Wednesday, 14 March 2018

Eulogy

My aunt, Elizabeth Walsh, died on Tuesday, March 6, 2018, leaving behind a large grieving family headed by her daughter, Cindy, and husband Roger Scott. Our family will not be the same without her.

Here is the eulogy I presented at her celebration of life service:


My aunt was one of those people with a rare gift - she could walk into any room and turn it into an instant party just by her presence. Her personality was as big as her smile and bright as her hair and it makes us feel her loss that much more keenly.

After my sister and I moved to Toronto, my aunt became a second mother to us. The best time was our birthday weekend, as our birthdays are less than a week apart. Aunt Liz treated us to lunch, and the restaurants got increasingly fancier as we got older. For my 18th birthday, she took me to the old Silver Rail on Yonge Street for my first grown-up drink.

Having worked as a cocktail waitress for years, she was unfailingly polite and kind to servers and taught us to be the same way. To this day, Melanie and I can go out and have wait staff tell us how we made their day by being their best customers.

Many years later, I was able to repay the favour; I somehow got tickets to see Swan Lake by the National Ballet on Aunt Liz's birthday and there was no question I would be taking her. We went out for Mexican and margaritas and then across the street to see the timeless story of the swan queen. We both loved it! Several years later, she was my date to a Placido Domingo concert - and we both adored that!

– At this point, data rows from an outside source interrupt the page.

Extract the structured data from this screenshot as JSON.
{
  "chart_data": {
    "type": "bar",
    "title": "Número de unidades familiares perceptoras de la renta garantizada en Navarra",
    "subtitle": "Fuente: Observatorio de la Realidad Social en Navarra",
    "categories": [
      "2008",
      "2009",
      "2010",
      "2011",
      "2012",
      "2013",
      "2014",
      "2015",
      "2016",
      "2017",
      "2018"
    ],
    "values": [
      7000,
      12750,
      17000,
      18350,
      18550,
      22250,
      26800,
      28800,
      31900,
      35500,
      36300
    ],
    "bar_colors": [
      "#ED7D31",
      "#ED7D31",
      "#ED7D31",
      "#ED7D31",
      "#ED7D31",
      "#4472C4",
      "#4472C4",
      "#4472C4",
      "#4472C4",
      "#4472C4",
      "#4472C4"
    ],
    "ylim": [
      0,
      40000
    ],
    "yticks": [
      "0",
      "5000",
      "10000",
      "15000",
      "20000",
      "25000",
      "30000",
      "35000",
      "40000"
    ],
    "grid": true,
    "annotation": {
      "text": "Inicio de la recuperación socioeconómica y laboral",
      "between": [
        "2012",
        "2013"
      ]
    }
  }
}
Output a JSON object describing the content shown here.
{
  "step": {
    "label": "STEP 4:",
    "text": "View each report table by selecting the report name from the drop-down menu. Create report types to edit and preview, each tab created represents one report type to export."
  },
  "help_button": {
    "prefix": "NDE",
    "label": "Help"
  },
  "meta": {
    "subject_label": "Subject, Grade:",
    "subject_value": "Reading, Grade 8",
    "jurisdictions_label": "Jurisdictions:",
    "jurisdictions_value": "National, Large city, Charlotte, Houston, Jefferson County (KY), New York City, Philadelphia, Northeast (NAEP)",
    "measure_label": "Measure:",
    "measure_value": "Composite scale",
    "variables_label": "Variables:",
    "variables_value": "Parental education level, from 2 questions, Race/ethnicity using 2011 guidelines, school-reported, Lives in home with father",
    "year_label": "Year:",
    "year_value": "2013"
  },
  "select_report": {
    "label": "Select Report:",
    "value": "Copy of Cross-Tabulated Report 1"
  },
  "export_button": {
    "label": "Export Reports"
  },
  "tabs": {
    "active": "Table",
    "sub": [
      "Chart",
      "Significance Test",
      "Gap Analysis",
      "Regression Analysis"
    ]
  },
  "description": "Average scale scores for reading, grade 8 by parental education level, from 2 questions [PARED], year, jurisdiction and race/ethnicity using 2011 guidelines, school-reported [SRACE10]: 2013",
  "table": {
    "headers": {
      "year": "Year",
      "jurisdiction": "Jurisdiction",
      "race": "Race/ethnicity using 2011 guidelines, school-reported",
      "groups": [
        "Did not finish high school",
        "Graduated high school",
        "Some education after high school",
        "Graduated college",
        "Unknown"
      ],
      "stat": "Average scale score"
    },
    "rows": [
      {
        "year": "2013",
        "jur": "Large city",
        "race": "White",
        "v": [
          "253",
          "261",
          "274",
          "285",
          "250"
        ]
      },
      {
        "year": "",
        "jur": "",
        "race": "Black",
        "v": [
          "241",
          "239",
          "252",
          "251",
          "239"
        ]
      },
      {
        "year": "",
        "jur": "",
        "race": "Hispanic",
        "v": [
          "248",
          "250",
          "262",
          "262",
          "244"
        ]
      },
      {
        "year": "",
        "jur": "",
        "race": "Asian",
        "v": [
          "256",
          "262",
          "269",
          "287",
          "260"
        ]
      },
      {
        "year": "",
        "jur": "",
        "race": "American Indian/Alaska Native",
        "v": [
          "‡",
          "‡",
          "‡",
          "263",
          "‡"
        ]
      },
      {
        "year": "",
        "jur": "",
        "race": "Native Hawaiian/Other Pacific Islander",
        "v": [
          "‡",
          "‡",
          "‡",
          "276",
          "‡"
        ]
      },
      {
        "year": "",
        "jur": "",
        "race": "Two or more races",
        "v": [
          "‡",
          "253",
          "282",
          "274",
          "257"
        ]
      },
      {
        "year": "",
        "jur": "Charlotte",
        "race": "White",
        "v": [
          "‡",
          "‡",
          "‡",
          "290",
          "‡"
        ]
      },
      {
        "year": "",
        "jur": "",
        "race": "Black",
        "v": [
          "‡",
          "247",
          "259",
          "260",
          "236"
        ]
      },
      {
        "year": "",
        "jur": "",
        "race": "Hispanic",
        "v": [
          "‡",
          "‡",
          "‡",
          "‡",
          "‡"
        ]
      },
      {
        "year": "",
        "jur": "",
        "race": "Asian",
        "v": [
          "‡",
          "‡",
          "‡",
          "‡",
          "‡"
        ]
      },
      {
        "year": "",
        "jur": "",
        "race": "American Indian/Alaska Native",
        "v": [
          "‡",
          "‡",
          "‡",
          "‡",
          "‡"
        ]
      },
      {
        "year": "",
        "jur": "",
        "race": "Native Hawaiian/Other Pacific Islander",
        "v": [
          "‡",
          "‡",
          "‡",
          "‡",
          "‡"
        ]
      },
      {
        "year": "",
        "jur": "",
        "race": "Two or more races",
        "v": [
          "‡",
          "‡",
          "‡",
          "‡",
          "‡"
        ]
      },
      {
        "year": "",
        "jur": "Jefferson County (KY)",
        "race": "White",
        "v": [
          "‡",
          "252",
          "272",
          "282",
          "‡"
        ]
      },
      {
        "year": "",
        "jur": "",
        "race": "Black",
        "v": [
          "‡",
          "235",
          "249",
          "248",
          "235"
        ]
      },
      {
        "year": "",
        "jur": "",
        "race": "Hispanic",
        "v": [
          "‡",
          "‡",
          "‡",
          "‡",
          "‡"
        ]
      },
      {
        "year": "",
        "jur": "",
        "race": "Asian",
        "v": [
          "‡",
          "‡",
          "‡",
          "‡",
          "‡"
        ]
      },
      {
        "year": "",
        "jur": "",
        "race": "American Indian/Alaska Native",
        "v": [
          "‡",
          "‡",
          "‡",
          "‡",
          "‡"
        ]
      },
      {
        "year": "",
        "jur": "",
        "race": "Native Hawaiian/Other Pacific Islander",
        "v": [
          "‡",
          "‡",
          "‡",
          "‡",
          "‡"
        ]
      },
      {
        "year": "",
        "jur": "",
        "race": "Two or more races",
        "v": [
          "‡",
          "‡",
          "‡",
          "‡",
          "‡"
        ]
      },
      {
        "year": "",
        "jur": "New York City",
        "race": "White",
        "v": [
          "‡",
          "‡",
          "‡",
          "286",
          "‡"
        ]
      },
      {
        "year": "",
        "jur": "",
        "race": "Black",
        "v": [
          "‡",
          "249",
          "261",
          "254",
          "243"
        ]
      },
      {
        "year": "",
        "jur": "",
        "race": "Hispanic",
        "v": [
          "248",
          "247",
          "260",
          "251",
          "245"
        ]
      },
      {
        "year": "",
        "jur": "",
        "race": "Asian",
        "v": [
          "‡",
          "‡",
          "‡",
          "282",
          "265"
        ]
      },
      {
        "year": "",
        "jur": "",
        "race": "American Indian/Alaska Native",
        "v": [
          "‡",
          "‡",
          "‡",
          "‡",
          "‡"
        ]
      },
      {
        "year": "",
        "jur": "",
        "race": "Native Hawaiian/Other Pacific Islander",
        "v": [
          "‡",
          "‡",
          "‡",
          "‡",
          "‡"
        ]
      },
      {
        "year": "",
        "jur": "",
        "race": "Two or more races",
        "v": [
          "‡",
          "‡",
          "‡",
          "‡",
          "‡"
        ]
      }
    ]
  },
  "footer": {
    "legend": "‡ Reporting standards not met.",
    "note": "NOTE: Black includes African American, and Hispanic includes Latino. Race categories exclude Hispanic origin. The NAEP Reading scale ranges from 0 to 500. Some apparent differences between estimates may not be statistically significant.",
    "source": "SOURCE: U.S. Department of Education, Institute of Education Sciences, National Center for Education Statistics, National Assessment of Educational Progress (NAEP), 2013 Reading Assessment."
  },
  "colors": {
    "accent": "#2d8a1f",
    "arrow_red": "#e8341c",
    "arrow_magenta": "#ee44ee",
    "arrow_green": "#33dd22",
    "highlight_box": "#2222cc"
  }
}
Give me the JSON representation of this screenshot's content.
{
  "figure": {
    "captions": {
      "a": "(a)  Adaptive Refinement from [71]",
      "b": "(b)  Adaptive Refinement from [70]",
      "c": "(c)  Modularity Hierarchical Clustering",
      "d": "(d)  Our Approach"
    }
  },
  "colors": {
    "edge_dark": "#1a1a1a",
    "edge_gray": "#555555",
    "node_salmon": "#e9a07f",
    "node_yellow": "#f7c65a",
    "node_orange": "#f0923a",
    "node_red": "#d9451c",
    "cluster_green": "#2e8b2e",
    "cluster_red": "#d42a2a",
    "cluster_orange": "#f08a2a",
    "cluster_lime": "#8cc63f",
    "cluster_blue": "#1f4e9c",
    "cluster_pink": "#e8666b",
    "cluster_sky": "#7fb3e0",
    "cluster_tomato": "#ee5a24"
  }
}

It's a rare and precious thing to have a second chance at love - but Aunt Liz and Uncle Roger are proof of the saying that love is lovelier the second time around. Their devotion to each other was tested in recent years due to illness, but it held fast. Uncle Roger, I said this to you on the weekend, but I'll repeat it now with a room full of witnesses - you're stuck with us.

My Wild Irish Clan has lost the brightest star in the constellation, but she will always be a part of us.

I then read the poem "Song of the Star" by the American writer Suzy Kassem.